AĞIZLA TİPLEME UYUMSUZLUĞU…
Bu çapaçul mantıkta bir de yapımlardaki karakterlerin görsel tipleriyle, taklidini yaptıkları ağızların hiç bağdaşmama durumu var.
Bu noktada da eskilere bakıyorsunuz… Oradaki adam veya kadının tipi, taklidini yaptığı bölgenin konuşma tarzıyla gayet uyumlu. Yani oyuncu konuşmasa bile, çoğu canlandırmada kimin hangi bölgenin insanı olduğunu kolayca anlayabilirsiniz.
Şimdiye geliyoruz… Bakıyoruz, böyle bir uyum özeninden eser yok. Canlandırılan yörelerdeki insan tipleri nerde, bu karakteri huzura getiren oyuncunun yansıttığı tablo nerde… Sanırsınız moda dergilerinden fırlamışlar da o bölgeye ışınlanmışlar.

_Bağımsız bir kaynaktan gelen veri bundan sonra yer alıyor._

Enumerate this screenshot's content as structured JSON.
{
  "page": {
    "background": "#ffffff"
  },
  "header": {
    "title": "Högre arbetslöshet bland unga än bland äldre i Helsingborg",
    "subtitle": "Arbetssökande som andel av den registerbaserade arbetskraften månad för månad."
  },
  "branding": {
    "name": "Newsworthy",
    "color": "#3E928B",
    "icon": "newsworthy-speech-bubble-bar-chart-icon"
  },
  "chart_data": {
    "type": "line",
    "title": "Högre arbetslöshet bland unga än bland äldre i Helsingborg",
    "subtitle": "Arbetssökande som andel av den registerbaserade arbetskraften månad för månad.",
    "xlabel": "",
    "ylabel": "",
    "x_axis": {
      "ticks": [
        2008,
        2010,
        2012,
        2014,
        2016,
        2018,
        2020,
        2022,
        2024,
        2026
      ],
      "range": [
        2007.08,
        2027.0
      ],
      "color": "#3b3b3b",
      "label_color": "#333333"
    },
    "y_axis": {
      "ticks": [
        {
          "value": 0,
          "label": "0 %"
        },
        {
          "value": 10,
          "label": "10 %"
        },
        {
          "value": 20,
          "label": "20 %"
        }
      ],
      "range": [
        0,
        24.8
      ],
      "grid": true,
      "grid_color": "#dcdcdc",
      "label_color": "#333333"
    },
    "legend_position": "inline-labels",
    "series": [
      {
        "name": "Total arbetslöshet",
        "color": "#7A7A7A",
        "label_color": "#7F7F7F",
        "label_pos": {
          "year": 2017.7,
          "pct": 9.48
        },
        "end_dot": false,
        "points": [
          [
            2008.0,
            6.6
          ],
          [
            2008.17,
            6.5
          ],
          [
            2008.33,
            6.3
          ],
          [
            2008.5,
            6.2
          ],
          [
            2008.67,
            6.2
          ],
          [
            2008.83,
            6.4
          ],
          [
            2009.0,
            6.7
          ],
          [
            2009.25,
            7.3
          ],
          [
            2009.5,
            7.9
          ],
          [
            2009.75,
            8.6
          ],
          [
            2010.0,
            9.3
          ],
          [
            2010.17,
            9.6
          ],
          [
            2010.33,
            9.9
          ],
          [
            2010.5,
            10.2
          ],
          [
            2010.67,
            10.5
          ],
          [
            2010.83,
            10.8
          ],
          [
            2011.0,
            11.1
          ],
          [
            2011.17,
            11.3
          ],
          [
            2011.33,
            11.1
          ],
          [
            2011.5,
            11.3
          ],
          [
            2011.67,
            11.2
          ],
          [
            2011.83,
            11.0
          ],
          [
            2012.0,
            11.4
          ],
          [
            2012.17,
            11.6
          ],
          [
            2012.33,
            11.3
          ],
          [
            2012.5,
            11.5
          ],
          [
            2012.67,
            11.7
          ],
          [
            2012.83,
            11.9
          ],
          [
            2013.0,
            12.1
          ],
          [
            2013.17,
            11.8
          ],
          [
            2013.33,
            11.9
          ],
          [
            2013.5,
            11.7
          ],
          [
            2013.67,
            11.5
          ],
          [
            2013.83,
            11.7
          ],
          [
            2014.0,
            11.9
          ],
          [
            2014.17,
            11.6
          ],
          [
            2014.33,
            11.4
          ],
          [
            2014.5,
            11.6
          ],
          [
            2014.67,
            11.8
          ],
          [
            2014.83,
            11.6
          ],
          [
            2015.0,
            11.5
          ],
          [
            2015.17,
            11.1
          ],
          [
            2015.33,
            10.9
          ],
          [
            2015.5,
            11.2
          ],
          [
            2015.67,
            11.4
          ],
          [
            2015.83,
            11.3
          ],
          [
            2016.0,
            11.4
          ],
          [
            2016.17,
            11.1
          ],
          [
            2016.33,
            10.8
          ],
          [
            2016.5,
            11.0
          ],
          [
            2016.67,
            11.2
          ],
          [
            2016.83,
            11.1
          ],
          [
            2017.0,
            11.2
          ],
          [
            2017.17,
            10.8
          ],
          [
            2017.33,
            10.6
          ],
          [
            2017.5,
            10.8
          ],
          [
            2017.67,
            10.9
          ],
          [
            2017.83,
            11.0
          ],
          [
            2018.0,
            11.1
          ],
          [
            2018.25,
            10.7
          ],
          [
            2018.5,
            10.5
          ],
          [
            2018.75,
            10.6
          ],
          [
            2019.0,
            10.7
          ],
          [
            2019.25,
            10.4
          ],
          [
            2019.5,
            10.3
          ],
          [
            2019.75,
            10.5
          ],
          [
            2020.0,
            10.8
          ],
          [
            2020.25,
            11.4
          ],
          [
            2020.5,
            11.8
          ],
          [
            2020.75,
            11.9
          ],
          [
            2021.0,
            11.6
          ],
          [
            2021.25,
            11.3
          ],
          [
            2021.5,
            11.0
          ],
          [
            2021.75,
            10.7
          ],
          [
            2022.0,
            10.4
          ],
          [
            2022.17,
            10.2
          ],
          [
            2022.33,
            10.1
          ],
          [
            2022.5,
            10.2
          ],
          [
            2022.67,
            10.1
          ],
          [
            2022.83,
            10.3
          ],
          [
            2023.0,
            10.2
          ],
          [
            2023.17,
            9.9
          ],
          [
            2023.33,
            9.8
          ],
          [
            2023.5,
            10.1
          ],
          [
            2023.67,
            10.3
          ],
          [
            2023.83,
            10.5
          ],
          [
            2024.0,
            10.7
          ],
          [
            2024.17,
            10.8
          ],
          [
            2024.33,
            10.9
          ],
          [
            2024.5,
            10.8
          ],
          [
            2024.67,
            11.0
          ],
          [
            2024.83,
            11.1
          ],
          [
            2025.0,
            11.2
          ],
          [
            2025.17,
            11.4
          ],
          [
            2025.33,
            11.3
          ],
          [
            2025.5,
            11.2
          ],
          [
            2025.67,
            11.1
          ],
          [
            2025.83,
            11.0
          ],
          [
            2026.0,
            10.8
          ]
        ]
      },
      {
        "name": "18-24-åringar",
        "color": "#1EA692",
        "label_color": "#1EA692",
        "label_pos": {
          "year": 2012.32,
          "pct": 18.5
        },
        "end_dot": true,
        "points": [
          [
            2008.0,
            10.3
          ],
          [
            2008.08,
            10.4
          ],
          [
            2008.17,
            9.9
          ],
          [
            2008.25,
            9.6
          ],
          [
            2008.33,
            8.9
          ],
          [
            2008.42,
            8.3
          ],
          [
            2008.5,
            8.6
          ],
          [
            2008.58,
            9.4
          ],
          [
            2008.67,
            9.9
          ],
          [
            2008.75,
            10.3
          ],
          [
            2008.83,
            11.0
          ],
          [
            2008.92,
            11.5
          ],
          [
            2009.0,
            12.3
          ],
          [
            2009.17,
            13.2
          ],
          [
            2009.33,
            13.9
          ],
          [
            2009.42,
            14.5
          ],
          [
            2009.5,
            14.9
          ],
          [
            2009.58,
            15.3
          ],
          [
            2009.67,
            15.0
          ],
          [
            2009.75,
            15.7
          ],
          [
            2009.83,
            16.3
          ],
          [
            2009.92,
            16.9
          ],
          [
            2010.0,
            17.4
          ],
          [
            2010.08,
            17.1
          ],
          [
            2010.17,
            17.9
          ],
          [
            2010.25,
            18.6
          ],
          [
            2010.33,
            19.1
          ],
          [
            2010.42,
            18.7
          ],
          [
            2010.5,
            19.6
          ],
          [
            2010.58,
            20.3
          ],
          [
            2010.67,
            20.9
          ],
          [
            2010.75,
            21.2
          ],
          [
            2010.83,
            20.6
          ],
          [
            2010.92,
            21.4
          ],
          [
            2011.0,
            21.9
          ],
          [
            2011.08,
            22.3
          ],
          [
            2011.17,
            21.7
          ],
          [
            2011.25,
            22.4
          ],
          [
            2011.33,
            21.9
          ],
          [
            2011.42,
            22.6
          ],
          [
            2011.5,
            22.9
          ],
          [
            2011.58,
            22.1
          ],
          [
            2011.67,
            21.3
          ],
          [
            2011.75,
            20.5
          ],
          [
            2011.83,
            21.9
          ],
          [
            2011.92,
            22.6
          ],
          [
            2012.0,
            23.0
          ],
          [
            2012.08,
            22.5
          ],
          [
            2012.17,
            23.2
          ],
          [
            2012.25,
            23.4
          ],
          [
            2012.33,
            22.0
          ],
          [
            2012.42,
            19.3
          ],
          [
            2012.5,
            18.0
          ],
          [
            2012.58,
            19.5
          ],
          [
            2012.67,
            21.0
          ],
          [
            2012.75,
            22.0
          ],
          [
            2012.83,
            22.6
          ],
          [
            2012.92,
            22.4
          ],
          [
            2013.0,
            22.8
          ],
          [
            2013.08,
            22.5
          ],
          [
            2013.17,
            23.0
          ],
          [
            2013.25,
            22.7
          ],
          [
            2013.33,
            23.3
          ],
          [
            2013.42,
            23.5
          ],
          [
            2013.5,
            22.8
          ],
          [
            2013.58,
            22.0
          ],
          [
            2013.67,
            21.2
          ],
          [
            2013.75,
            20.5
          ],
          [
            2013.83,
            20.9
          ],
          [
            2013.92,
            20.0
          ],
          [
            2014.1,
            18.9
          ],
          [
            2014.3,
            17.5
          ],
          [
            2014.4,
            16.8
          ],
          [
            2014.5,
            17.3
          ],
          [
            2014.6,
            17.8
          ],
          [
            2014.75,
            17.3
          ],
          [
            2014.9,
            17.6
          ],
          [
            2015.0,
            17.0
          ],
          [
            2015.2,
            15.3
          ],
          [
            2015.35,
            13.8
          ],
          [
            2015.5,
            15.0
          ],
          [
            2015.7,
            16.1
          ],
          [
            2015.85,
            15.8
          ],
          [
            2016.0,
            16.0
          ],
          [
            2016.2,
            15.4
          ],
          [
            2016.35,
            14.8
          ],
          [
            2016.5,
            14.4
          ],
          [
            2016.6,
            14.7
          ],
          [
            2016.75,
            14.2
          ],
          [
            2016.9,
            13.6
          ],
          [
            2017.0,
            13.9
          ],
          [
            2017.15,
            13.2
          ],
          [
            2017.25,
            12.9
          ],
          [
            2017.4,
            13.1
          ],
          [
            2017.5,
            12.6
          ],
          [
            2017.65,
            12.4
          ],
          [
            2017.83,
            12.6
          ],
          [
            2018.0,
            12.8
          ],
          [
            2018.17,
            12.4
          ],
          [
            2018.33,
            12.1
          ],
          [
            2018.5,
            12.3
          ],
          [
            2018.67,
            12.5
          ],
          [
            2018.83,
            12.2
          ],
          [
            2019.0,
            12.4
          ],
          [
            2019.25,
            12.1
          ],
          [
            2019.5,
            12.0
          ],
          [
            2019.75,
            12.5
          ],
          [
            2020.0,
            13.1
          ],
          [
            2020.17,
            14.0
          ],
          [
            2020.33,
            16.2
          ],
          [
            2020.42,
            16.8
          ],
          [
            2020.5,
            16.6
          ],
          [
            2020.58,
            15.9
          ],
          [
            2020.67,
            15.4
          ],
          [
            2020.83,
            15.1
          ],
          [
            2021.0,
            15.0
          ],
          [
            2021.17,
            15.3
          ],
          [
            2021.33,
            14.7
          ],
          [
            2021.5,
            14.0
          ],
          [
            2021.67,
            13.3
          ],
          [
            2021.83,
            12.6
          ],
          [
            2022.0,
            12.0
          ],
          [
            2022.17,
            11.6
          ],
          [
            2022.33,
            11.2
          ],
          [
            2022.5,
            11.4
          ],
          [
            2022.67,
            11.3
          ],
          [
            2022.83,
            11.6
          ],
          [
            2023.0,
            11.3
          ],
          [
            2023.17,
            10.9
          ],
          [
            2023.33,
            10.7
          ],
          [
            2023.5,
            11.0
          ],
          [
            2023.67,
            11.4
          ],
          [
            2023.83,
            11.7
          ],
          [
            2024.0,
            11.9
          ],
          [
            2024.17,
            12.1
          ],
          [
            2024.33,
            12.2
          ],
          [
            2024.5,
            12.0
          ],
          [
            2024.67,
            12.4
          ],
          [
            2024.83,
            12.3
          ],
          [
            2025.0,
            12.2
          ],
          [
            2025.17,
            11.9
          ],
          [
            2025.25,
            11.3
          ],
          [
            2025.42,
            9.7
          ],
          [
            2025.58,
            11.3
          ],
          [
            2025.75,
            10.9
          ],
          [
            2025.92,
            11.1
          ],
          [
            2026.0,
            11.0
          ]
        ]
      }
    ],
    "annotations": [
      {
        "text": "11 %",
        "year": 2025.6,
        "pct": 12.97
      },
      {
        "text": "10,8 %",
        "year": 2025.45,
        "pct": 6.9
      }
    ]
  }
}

Daha çok da genç kadın karakterlerde bu dengesizlik göze çarpmakta. Eskileri yine daha bir özenli davranıyor.
Misal, bir oyuncu Doğulu kızı oynarken de aynı, İstanbulluyu veya Karadenizliyi oynarken de! Yarım yamalak yapmaya çabaladığı ağız farkı dışında sunduğu tipte bir gıdım fark yok.
Hani ağzını açmasa Doğulu mu, Karadenizli mi yoksa Batılı mı mümkünü yok anlamayacağız. Çoğu kez ‘Keşke ağzını hiç açmasa’ dediğimiz de oluyor ya neyse…
Diyeceğim o ki, bölgelere dair yapımlarda oynayacakların da o yöre insanının görselliğiyle uyuşması lazım. Geçmişten bir örnek vermek gerekirse ben, Sabahattin Ali’nin şiirlerini okuyan Fikret Kuşkan’ı, güzel oynasa dahi, ‘Hayat Devam Ediyor’daki İsmail Bakırcı rolüyle hiç bağdaştıramamıştım.
Sonuçta; Ilgıt ılgıt Anadolu insanlarından höykür höykür ağızlar türetip ‘şive yapıyoruz’ bilmişliğiyle yalan yanlış karşımıza çıkartılan yapımlar, hem öğreti hem dinleti hem de izleti bakımından fazlasıyla rahatsız edici bilesiniz.
‘Ağız’ şartsa sevdaluğumuz, ağızları bozmayan doğrudan yana!